Par un hasard inattendu comme tous les hasards, un groupe d’une quinzaine de personnes vient s’installer dans la salle. Ils sont tous français et l’un me dit : « vous êtes bien François Audouze ». Il promène un groupe de journalistes pour une tournée des meilleurs restaurants et nous constatons que nous ferons les mêmes étapes, soit de façon décalée, soit comme demain et aujourd’hui à la même adresse. Et grâce à cette rencontre, nous allons bénéficier de quelques compléments à notre champagne.
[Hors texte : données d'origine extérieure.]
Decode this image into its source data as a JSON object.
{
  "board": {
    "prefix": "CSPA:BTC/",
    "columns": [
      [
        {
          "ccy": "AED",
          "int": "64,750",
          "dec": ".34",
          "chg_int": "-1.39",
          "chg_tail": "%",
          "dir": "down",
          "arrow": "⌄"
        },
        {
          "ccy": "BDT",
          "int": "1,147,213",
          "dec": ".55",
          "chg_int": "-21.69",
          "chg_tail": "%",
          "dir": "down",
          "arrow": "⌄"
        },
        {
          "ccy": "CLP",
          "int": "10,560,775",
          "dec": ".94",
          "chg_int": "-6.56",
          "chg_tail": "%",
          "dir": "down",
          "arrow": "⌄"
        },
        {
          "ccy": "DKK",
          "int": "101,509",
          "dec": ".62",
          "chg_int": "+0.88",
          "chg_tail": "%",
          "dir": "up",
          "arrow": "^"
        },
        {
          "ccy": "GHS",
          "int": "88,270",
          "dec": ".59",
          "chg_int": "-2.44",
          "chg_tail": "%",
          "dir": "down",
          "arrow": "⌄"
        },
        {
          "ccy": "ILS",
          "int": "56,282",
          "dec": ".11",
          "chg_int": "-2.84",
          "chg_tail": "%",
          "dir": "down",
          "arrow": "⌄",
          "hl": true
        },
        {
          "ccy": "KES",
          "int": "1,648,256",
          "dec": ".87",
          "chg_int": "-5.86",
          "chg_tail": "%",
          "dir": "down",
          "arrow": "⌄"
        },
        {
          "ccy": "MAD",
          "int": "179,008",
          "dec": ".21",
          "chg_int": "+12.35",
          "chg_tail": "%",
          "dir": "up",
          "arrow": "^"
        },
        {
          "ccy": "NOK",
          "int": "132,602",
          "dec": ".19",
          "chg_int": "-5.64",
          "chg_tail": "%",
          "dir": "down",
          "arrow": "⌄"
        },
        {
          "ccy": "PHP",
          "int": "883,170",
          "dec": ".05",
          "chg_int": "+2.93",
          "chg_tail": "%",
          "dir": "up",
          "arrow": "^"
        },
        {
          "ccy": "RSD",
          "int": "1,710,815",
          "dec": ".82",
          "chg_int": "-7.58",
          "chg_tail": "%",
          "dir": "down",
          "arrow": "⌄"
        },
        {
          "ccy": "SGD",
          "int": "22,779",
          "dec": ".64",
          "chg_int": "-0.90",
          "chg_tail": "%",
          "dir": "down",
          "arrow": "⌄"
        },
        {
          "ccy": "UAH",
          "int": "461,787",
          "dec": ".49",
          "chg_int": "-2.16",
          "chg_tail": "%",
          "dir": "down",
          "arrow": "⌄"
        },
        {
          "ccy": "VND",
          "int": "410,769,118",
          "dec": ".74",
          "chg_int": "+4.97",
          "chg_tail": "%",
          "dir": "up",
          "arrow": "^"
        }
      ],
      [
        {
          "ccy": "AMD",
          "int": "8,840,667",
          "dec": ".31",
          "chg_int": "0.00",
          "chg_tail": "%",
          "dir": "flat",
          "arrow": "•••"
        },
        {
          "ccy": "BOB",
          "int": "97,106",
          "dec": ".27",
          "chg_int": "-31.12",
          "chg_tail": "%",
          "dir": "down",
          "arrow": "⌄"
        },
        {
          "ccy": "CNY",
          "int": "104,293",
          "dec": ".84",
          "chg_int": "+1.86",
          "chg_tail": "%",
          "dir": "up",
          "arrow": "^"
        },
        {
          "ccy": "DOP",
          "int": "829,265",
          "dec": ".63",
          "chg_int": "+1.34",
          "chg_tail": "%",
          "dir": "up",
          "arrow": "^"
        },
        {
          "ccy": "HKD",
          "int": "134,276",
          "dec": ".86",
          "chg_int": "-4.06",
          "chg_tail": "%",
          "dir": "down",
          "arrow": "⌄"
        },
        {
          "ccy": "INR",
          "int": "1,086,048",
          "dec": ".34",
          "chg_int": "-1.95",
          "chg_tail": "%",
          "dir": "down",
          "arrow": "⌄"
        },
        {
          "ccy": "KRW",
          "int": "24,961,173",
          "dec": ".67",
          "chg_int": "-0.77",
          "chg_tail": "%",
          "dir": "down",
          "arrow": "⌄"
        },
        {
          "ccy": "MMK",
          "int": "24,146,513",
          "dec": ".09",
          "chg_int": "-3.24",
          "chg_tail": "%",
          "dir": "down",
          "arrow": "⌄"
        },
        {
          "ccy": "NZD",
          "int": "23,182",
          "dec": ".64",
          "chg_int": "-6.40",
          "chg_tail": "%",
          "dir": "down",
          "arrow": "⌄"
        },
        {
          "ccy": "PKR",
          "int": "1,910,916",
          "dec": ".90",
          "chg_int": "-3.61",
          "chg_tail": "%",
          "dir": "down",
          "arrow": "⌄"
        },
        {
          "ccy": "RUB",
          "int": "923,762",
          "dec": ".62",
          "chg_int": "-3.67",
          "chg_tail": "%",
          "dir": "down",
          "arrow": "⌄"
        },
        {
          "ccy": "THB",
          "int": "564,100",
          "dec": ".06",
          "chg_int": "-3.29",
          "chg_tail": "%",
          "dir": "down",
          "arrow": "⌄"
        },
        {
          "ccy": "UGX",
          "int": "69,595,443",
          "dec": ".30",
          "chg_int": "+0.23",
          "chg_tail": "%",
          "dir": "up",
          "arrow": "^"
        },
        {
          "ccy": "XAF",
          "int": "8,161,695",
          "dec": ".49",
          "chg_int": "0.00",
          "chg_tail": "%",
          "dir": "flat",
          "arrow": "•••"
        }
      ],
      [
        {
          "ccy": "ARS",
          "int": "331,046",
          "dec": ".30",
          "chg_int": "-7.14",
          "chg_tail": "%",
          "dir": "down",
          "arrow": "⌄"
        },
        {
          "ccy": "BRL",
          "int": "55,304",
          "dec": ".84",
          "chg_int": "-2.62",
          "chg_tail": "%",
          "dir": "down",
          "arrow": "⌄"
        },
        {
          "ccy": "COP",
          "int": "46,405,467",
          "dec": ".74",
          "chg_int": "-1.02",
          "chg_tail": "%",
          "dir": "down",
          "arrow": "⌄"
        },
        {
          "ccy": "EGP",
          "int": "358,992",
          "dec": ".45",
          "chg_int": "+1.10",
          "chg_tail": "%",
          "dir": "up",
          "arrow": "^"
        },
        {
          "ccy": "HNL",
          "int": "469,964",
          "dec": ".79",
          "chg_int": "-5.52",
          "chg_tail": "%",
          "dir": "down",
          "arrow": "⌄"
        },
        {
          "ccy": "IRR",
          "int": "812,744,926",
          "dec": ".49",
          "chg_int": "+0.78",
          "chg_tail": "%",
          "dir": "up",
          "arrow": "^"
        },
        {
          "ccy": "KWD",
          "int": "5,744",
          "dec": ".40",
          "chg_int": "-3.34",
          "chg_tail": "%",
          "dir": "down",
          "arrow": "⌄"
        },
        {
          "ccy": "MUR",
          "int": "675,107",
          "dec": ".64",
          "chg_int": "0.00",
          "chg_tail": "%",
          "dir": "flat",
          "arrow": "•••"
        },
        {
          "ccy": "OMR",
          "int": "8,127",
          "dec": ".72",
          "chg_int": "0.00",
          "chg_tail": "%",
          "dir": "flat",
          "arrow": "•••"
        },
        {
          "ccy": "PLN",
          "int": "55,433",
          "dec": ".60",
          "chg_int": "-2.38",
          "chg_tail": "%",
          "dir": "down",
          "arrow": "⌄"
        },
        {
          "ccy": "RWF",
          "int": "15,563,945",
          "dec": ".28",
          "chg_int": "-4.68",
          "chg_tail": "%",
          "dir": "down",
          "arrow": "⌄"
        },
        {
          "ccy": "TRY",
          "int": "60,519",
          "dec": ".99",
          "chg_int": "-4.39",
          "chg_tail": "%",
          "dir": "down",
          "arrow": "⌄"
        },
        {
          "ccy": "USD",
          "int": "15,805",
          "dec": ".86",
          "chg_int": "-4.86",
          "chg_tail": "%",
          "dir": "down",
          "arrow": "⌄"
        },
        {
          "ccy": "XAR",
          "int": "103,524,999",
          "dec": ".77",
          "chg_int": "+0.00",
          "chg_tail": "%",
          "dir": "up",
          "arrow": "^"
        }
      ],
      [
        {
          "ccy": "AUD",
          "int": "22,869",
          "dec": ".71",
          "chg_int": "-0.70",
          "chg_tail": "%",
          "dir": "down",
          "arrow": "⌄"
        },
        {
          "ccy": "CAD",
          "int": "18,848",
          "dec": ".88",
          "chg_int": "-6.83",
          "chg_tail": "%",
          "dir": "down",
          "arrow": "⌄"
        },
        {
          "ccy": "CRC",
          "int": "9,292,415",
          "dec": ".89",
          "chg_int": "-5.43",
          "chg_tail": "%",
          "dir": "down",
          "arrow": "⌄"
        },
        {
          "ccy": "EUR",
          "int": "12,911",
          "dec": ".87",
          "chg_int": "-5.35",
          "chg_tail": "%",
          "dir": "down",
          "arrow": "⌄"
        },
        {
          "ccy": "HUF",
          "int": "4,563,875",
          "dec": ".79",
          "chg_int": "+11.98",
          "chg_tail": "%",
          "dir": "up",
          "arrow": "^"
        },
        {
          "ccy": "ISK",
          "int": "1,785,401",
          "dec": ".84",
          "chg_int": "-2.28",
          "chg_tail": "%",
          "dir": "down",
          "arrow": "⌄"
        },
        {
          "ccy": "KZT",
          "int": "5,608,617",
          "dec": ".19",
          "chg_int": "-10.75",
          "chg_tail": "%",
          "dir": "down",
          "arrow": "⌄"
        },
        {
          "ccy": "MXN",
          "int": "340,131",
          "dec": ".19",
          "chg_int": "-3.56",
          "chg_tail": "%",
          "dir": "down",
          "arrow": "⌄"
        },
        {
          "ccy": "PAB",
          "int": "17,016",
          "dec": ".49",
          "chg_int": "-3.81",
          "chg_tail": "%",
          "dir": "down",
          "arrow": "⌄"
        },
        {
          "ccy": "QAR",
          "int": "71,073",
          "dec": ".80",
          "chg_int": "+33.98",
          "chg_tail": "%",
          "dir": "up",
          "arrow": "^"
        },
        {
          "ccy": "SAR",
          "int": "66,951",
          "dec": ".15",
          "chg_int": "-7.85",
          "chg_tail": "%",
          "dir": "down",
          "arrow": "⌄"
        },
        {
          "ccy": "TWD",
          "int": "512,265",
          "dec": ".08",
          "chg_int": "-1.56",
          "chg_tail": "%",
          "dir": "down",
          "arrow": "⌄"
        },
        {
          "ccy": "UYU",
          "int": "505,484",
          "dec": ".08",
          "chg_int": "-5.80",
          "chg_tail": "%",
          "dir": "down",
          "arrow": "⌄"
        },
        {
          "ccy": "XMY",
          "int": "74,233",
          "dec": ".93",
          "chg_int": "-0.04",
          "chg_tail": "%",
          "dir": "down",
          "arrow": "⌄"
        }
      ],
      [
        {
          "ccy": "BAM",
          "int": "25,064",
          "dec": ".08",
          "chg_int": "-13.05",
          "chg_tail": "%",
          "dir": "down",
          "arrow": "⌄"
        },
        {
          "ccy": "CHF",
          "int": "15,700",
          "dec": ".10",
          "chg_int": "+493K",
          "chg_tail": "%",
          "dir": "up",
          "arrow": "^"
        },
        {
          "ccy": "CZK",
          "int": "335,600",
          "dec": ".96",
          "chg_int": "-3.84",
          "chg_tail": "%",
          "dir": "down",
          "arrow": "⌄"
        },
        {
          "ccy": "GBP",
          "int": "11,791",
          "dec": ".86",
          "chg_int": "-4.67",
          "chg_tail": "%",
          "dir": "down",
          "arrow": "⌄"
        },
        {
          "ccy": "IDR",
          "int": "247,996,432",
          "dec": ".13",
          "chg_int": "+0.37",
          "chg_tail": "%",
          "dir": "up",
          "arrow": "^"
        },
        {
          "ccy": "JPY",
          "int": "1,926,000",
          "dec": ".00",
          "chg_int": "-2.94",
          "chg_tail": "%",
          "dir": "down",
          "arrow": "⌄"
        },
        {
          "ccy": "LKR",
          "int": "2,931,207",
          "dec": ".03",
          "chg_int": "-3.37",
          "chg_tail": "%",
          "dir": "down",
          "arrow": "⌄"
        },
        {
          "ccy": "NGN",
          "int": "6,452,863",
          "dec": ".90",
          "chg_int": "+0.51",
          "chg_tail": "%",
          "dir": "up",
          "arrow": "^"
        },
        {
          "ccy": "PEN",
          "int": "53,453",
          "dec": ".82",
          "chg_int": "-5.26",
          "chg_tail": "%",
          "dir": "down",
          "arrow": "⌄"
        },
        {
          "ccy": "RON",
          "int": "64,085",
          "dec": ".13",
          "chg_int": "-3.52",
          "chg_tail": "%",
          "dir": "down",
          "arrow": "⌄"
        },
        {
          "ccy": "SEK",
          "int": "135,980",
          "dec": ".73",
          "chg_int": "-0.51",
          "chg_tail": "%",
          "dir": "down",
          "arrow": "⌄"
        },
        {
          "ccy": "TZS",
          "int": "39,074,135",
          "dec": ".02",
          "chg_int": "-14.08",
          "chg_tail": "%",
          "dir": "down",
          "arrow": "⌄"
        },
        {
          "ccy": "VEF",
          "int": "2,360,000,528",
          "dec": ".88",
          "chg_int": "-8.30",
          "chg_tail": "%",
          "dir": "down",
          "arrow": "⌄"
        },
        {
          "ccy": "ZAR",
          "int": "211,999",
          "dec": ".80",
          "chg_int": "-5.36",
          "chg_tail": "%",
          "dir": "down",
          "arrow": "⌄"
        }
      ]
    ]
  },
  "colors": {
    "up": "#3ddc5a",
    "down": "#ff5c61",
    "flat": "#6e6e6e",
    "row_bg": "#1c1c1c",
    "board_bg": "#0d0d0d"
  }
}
Un champagne brut Christophe Mignon en pinot meunier sans année dont la bulle extrêmement fine me ravit a la joie d’un vrai champagne. Un Chenin blanc d’Anjou Navine les griottes 2006 a une couleur de vin de plus de vingt ans. Il y a même un dépôt imposant qui surnage. C’est un exercice de style assez troublant et le vin ressemblant à un vieux vin me plait. Un « panier de fruits » J.F. Chéné à Beaulieu sur Layon 2008 qui titre 13,5° est perlant, ambré comme un vieux vin et ressemble à un vieux vin jaune qui aurait fauté avec un vin pétillant. Tout cela, c’est de l’exercice de style de vignerons militants à qui je souhaite plein succès si leur profession de foi les conduits vers des vins plus accessibles et moins éphémères. Grâce à tous ces verres nous avons pu mesurer que la recherche de ce restaurant est passionnante. En cuisine comme dans les choix de vins on veut de l’authenticité et de la pureté. Voici une adresse à l’ambiance très sympathique qu’il faudra suivre dans le temps.